If you are able to visit your friend or family member in person, I suggest you bring a fresh bouquet each week. Most supermarkets have flower stands where you can purchase a bunch of colorful blooms for about the same price as a loaf of bread. And it will mean so much to the recipient.
SAY IT WITH MUSIC
Today it's easy to enjoy one's favorite music, even if one must share a room with two or three other people. An i-Pod is a great gift for people of any age. Find out what kind of music the person likes best, and present the player with the music already downloaded. Or bring a selection of CDs. My father loved it when we played symphonies by Mozart or Beethoven. He couldn't use his hands near the end due to Parkinson's Disease, so my sister or I would stack the CDs and he'd be set for a couple of hours of uninterrupted listening. I loved the smile that crossed his face as the sounds washed over him and helped him relax.
My mother-in-law was an avid reader, especially in her latter years. Periodically, my husband packed a small box with gently-used paperback novels and shipped them off to the care facility where she lived. She looked forward to this quarterly package and always commented on what this meant to her. We also enjoyed phone conversations with her about the stories she liked best. This gave us something in common to talk about, especially since we lived so far apart.
SAY IT WITH COZY CLOTHING
The elderly tend to chill easily, especially as circulation slows down. You could fill a drawer or closet for your loved ones with soft turtleneck sweaters, a lightweight fleece jacket in a bright color, warm socks or slippers with cute patterns, pants or skirts with elastic waistbands for easy dressing and undressing. Thermal underwear is nice for sleeping and shoes or slippers with Velcro closing tabs make it easy to take footwear off and on. All of these items help an older person continue to participate in self-care—essential to their mental and emotional well being.
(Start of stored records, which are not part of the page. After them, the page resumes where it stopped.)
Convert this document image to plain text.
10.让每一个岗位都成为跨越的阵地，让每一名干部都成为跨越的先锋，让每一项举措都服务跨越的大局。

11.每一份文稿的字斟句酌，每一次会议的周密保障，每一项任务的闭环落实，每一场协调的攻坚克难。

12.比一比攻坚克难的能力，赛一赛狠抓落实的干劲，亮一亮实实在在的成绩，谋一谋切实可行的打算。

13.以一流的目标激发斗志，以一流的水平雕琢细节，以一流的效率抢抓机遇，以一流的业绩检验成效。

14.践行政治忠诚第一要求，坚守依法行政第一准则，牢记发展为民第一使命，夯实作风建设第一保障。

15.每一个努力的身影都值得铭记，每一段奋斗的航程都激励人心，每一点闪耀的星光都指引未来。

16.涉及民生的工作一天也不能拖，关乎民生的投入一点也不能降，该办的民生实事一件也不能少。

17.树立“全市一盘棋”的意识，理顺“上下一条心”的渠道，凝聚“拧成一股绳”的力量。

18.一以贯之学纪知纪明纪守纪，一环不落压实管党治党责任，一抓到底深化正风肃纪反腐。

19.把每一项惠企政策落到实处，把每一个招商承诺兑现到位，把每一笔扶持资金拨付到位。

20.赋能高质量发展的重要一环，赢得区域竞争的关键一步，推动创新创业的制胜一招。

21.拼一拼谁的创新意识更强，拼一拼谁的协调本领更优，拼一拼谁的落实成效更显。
SAY IT WITH FAMILIAR TREASURES
My brother-in-law decorated his parents' room with some of the furnishings the couple had when they lived on their own. He brought in a favorite chair, a quilt, couple of decorative pillows that had been on the living room sofa, a few trinkets and knickknacks that reminded his mother and dad of a certain time or place.
A favorite coffee mug or tea cup, a flower vase or painting can make the difference between a cold hospital-style room and a warm homey dwelling that reflects the individual's style and personality.
SAY IT WITH CONTEMPORARY ITEMS
Depending on the person's mobility and interest, you might give him or her a small easy-to-operate camera, a laptop computer with access to the Internet and favorite movies or games on DVD to enjoy on the computer. And don't forget books on CD.
SAY IT WITH WORDS
Most important of all, say "I love you," "I miss you," "I'm here for you." Assuring your loved ones of your ongoing support through flowers and phone calls, e-mails and gifts cannot be measured. But when it comes right down to it—your words and your presence in their lives at this vulnerable time of life are the best gift of all.